A column is loaded by its stable identity (assigned during binding), so the executor fetches the right vector from the morsel without any name matching in the hot loop.

The C kernel ABI

Underneath the bytecode is a registry of around a hundred native kernels, all sharing one calling convention. A kernel takes a context pointer (or none), an array of input vectors, and a count, and returns a result vector:

a kernel receives (context, vectors[], count) and returns a result

That uniformity is what makes dispatch trivial. Whether the instruction is a cast, a comparison, or an arithmetic op, the executor calls through the same signature with the operands it popped off the stack and pushes the result back on. The context pointer is how a kernel that needs parameters gets them — a cast-to-decimal kernel reads its precision and scale from the context that was attached at compile time; a binary op reads the scales and units it must reconcile.
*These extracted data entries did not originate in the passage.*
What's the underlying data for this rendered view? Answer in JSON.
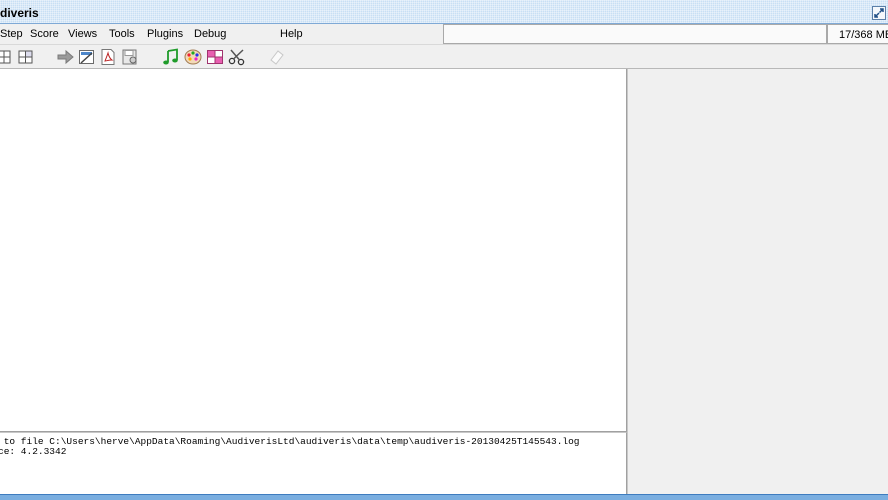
{
  "window": {
    "title": "diveris"
  },
  "menu": {
    "items": [
      "Step",
      "Score",
      "Views",
      "Tools",
      "Plugins",
      "Debug",
      "Help"
    ]
  },
  "status": {
    "memory": "17/368 MB"
  },
  "toolbar": {
    "icons": [
      "grid-icon",
      "split-grid-icon",
      "arrow-right-icon",
      "image-edit-icon",
      "pdf-icon",
      "save-disk-icon",
      "music-note-icon",
      "palette-icon",
      "table-pink-icon",
      "scissors-icon",
      "eraser-icon"
    ]
  },
  "log": {
    "lines": [
      " to file C:\\Users\\herve\\AppData\\Roaming\\AudiverisLtd\\audiveris\\data\\temp\\audiveris-20130425T145543.log",
      "ce: 4.2.3342"
    ]
  },
  "colors": {
    "titlebar": "#c8dff4",
    "bottom_bar": "#7aaee0",
    "panel_bg": "#f0f0f0"
  }
}
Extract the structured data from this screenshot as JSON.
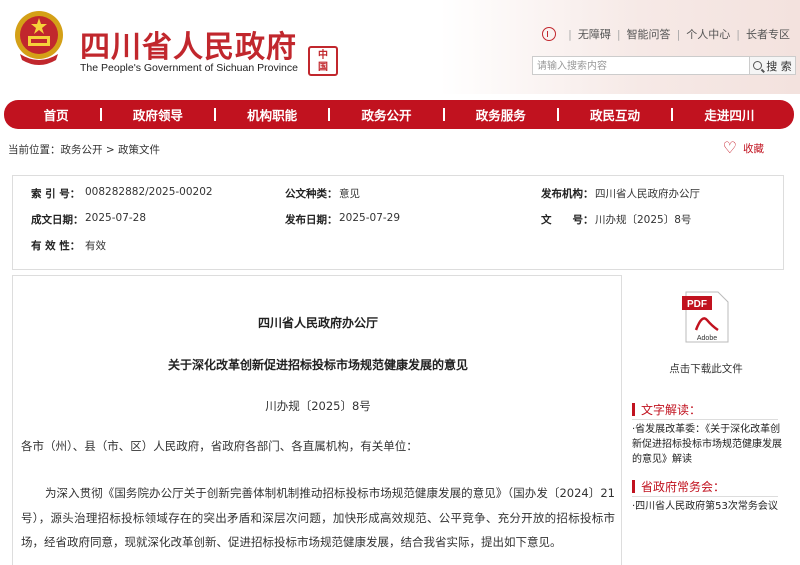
{
  "header": {
    "title_cn": "四川省人民政府",
    "title_en": "The People's Government of Sichuan Province",
    "seal_text": [
      "中",
      "国"
    ],
    "links": [
      "无障碍",
      "智能问答",
      "个人中心",
      "长者专区"
    ],
    "search": {
      "placeholder": "请输入搜索内容",
      "button": "搜 索"
    }
  },
  "nav": {
    "items": [
      "首页",
      "政府领导",
      "机构职能",
      "政务公开",
      "政务服务",
      "政民互动",
      "走进四川"
    ]
  },
  "breadcrumb": "当前位置：政务公开 > 政策文件",
  "favorite_label": "收藏",
  "meta": {
    "index_label": "索 引 号：",
    "index_value": "008282882/2025-00202",
    "type_label": "公文种类：",
    "type_value": "意见",
    "issuer_label": "发布机构：",
    "issuer_value": "四川省人民政府办公厅",
    "written_label": "成文日期：",
    "written_value": "2025-07-28",
    "published_label": "发布日期：",
    "published_value": "2025-07-29",
    "docno_label": "文　　号：",
    "docno_value": "川办规〔2025〕8号",
    "validity_label": "有 效 性：",
    "validity_value": "有效"
  },
  "article": {
    "org": "四川省人民政府办公厅",
    "title": "关于深化改革创新促进招标投标市场规范健康发展的意见",
    "doc_no": "川办规〔2025〕8号",
    "salutation": "各市（州）、县（市、区）人民政府，省政府各部门、各直属机构，有关单位：",
    "body": "为深入贯彻《国务院办公厅关于创新完善体制机制推动招标投标市场规范健康发展的意见》（国办发〔2024〕21号），源头治理招标投标领域存在的突出矛盾和深层次问题，加快形成高效规范、公平竞争、充分开放的招标投标市场，经省政府同意，现就深化改革创新、促进招标投标市场规范健康发展，结合我省实际，提出如下意见。"
  },
  "sidebar": {
    "download_label": "点击下载此文件",
    "pdf_text": "PDF",
    "adobe_text": "Adobe",
    "interpret_head": "文字解读：",
    "interpret_text": "·省发展改革委：《关于深化改革创新促进招标投标市场规范健康发展的意见》解读",
    "meeting_head": "省政府常务会：",
    "meeting_text": "·四川省人民政府第53次常务会议"
  },
  "colors": {
    "brand_red": "#c1121f",
    "title_red": "#c1272d"
  }
}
Everything flows in and out as Draken vectors. The engine never unpacks a vector into Python values to operate on it; the operands are DrakenVectors, and so is the result.

Running the program

At run time the executor walks the instruction array against a morsel, maintaining a stack of vectors. Load instructions push; operations pop their operands and push their result. The final value left on the stack is the expression's result for that morsel.

Because the whole program is known at compile time, the executor can pick a path before the first row moves. An expression that is pure boolean algebra over bitmaps takes a tight bitmap loop. An expression that is entirely native kernels takes a path that runs the whole program with the GIL released, so expression evaluation parallelises across worker threads alongside everything else in the engine. Temporary vectors produced mid-expression are allocated from a per-morsel arena and freed in one go when the morsel is done — no per-row objects, no lingering garbage.

In short

The bytecode engine is the expression-evaluation core: it compiles each expression into a flat, postfix program once at bind time — materialising literals and binding kernels to function pointers up front — then executes that program over Draken vectors morsel by morsel, with the GIL released wherever the whole expression is native. The planner does the thinking once; the data path just runs.